Записи произведений в стиле «сибирский панк» отличались нарочно исковерканным и примитивным звучанием, спонтанностью, импровизацией и внутренними насмешками. Выступления вживую изначально ограничивались так называемыми квартирниками, и, в силу практических причин, зачастую были акустическими. Песни сочетали в себе мелодичность гитарной поэзии и русской эстрады, а в подаче панк-стиля добавлялись первобытность вокальной экспрессии, не терпящие компромисса тексты с использованием богатого поэтического жаргона, щедро приправленные матерными словами и словесными провокациями.

На гребне волны нового направления появляется певица и поэтесса Яна «Янка» Дягилева (1966-1991). Её произведения всё ещё часто ассоциируют с направлением «сибирский панк», хотя статья о Дягилевой в первой доступной широкой публике советской рок-энциклопедии [1, с. 265266] не содержит даже упоминаний о сибирском панке. Более того, в статье сравнивают её внешность с Дженис Джоплин, её голос с Джоан Баэз, а

42

стихи её песен с текстами Александра Башлачёва (1960-1988), высоко почитаемого в русском рок-сообществе исполнителя и автора рок-бардовских песен. Примечательно, что кроме вышеперечисленного, статья содержит совсем мало биографических данных и по своей форме скорее напоминает некролог или жалобную песнь, как бы отстраняясь от поэзии Дягилевой и её поглощённости мрачными оттенками человеческого опыта. В статье также нет упоминаний о том, что у Дягилевой были диагностированы психиатрические проблемы, и что она проходила соответствующее лечение. В странной по своей форме статье упоминается о том, что в мае того года, когда была опубликована энциклопедия, Дягилеву нашли мёртвой в реке Иня неподалеку от её родного города. За неделю до этого она внезапно пропала без вести. В статье, однако, подчёркивается, что настроение и эстетика Дягилевой существенно отличались от настроения и эстетики мужчин-исполнителей в стилях рок и панк. Естественно, в её поэзии присутствовали характерные для панка ярость, сарказм и праздничное самоуничижение. Но она также писала стихи и песни более тихого и удручающего характера. Её близость к сибирскому панку выражалась не только в присущей ему характерности и эстетике, но также и в географическом и социальном аспектах. На неё также повлияли романтические отношения с Летовым, их общие концерты, его поддержка в аккомпанировании и записи первых её трёх альбомов.
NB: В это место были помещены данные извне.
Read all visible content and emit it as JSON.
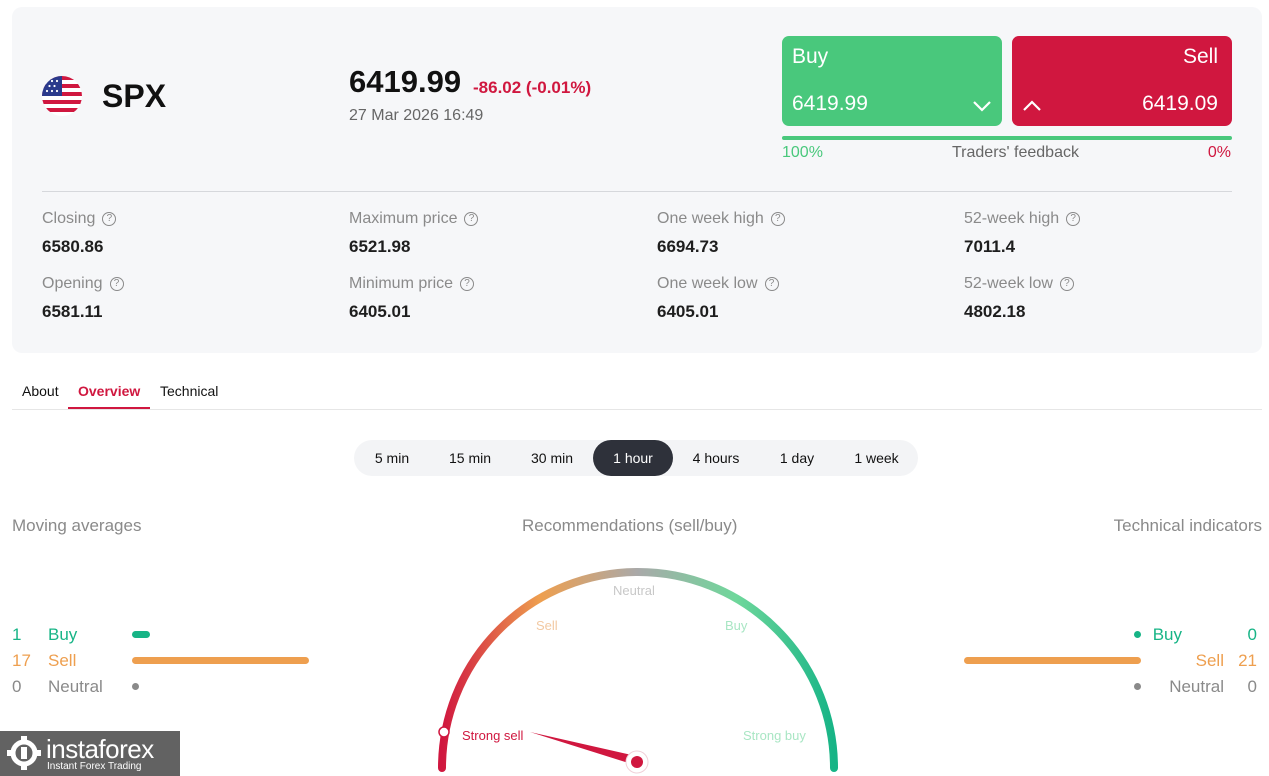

Парадоксальным образом сочетая эстетику хиппи и панка, Дягилева обозначает свой собственный мир, не ограничивая его свойственными лишь панк-культуре элементами, мир, в котором тематика депрессии встречается довольно часто, хотя и редко имеет центральное значение.

Это частично объясняет, почему сравнительный анализ данного стихотворения с традиционными примерами сибирского панка может быть проблематичным. Эстетика Янки выходит за границы местного или мирового панк-стиля. В качестве стихотворения «Классический депресняк» напрямую не сравнивается ни с песнями, в которых присутствуют чётко выраженные музыкальные и перформативные характеристики, ни с культурой, которая главным образом обусловлена её музыкально-перформативной эстетикой. В поэзии «панк» имеет другое значение, чем в музыке. Возьмём, к примеру, культового британского поэта Джона Купера Кларка. Своим творчеством он в равной степени обязан и таким поэтам и юмористам, как Пэм Ейрс, и песням в стиле панк. Британский панк предоставил Кларку сцену и зрителя, но это не значит, что по этой причине его поэзия безоговорочно относится к стилю панк. В конце концов, разнообразие произведений сибирского панка, в котором в основном преобладают мужчины, с присущим этим произведениям тяготением к намеренному противоречию, не позволяет использовать их в качестве достоверного сравнительного материала для данного анализа.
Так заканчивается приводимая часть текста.